L'objectif doit donc consister à s'appuyer sur la dissuasion et à l'utiliser avec parcimonie, c'est-à-dire à comprendre que la stabilité de crise dans le monde contemporain pourrait être plus complexe qu'au temps de la guerre froide, et que contenir une guerre nucléaire déclarée pose des problèmes d'un autre ordre, dès lors qu'on a affaire à des acteurs déterminés et détenteurs d'arsenaux limités. La dissuasion risque, de nos jours plus qu'au XXe siècle, de s'avérer impuissante à empêcher l'usage de nucléaire. Et en effet, la dissuasion ne consiste pas seulement à influencer le comportement des adversaires mais aussi à prendre des risques. On peut également se demander si les dirigeants actuels accepteraient de prendre le genre de risques grâce auxquels les crises nucléaires du temps de la guerre froide ont trouvé une issue si heureuse. Ces risques, en particulier à cause de la prolifération des missiles balistiques, entrainent au niveau mondial une forte demande en faveur d'une défense antimissile fondée sur des missiles de nouvelles générations dès qu'ils se révéleront efficaces. Elle ne remplacer pas la dissuasion, mais lui apporte un complément précieux."

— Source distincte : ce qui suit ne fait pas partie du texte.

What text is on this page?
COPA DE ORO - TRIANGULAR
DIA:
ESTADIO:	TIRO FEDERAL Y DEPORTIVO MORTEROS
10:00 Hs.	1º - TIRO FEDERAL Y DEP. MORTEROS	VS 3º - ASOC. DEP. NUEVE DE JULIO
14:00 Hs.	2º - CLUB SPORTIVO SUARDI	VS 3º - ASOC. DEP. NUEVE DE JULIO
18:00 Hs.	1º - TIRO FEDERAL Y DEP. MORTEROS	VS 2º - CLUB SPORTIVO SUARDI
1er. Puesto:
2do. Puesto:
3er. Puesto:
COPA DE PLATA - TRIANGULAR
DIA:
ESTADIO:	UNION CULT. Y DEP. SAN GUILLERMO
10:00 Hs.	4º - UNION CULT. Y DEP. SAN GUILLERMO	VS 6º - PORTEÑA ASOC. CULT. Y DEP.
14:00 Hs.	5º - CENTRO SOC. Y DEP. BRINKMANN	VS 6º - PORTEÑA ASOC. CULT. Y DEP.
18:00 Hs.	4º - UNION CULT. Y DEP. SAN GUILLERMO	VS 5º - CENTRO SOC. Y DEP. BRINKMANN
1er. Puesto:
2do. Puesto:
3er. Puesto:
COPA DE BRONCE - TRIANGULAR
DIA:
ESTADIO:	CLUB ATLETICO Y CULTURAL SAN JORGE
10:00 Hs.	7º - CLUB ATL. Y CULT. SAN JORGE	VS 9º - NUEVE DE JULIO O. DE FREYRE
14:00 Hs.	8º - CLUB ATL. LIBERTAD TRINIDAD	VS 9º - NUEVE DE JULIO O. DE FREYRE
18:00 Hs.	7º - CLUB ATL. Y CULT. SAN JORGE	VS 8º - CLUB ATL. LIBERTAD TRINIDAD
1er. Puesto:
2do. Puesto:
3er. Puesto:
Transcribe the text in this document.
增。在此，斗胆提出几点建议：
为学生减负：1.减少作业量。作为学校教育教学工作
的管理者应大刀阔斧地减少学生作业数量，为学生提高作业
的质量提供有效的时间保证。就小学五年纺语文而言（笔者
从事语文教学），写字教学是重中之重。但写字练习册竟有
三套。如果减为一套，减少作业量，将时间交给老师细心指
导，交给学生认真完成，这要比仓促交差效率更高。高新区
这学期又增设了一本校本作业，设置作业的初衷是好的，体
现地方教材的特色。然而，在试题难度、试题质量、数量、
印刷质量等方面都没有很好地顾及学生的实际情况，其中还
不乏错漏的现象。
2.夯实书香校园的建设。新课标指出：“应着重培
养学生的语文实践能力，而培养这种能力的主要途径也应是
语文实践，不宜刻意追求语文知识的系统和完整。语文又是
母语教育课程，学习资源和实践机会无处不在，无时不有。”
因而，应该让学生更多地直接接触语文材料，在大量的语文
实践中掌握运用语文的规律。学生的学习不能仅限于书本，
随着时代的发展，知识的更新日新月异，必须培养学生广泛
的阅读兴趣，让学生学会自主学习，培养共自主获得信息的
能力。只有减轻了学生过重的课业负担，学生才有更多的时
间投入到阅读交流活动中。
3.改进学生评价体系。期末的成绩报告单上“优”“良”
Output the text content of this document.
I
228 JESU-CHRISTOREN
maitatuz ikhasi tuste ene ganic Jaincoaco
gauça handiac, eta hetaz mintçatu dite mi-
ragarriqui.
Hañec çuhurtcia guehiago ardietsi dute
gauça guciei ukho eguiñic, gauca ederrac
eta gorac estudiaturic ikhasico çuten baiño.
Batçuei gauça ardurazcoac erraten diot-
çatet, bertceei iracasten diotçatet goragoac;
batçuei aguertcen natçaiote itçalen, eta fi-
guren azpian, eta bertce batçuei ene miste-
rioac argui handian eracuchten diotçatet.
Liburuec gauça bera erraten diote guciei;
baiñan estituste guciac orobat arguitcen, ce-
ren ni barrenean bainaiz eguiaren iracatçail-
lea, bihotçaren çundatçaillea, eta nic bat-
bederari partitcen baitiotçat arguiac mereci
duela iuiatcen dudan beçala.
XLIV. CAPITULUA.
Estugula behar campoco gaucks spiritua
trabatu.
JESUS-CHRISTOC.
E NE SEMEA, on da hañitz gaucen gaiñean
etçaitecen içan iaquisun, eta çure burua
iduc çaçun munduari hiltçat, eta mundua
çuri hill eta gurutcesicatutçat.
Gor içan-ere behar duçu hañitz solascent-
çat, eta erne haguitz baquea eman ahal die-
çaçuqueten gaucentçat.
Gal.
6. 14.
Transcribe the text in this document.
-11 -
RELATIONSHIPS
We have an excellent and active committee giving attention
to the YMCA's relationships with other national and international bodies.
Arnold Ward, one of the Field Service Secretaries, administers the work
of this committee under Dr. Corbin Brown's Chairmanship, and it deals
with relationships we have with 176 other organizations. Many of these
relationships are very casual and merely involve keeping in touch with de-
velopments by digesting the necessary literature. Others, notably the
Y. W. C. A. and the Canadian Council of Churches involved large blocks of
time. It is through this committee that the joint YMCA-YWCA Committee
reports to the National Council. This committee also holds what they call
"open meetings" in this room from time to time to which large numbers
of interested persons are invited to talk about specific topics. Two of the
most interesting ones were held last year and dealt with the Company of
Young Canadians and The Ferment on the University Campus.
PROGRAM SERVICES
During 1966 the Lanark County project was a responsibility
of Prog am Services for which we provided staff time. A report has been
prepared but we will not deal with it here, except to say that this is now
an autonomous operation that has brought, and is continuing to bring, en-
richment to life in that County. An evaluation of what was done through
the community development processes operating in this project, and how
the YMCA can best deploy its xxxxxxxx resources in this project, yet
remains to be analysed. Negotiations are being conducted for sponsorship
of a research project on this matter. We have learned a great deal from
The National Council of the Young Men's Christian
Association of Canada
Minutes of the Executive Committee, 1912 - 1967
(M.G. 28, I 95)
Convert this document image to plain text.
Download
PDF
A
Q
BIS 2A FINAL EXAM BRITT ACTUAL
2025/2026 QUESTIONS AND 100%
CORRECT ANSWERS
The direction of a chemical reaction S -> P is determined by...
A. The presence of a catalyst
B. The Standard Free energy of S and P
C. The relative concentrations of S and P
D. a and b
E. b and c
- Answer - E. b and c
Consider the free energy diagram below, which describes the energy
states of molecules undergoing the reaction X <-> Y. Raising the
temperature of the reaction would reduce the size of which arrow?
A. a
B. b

   C'est dans cette perspective que sont revisitées par Thérèse DELPECH plusieurs conceptions développées pendant la guerre froide ou pendant la détente.

Dans le désordre :

- la dissuasion élargie ;

- l'auto-dissuasion ;

- la destruction mutuelle assurée ;

- la stabilité nucléaire ;

- la seconde frappe ;

- la parité ;

- la protection des populations par des armes invulnérables ;

- la crédibilité ;

- le lancement des missiles dès l'alerte ;

- l'incertitude ;

- la théorie des jeux ;

- les guerres nucléaires limitées ;

- le Non-emploi en premier ;

- la maitrise des armements ;

- les attaques surprises ;

- la rationalité dans la dissuasion ;

- l'élimination des armements nucléaires ;

- l'escalade nucléaires ;

- la guerre accidentelle ;

- les armes nucléaires aux mains d'acteurs non étatiques ;

- les adversaires qui ne peuvent s'empêcher de jouer leur va-tout ;

- les erreurs de calcul et perceptions erronées ;

- le chantage.

 

 

Thérèse DELPECH, La dissuasion nucléaire au XXIe siècle. Comment aborder une nouvelle ère de piraterie stratégique, Odile Jacob, 2013.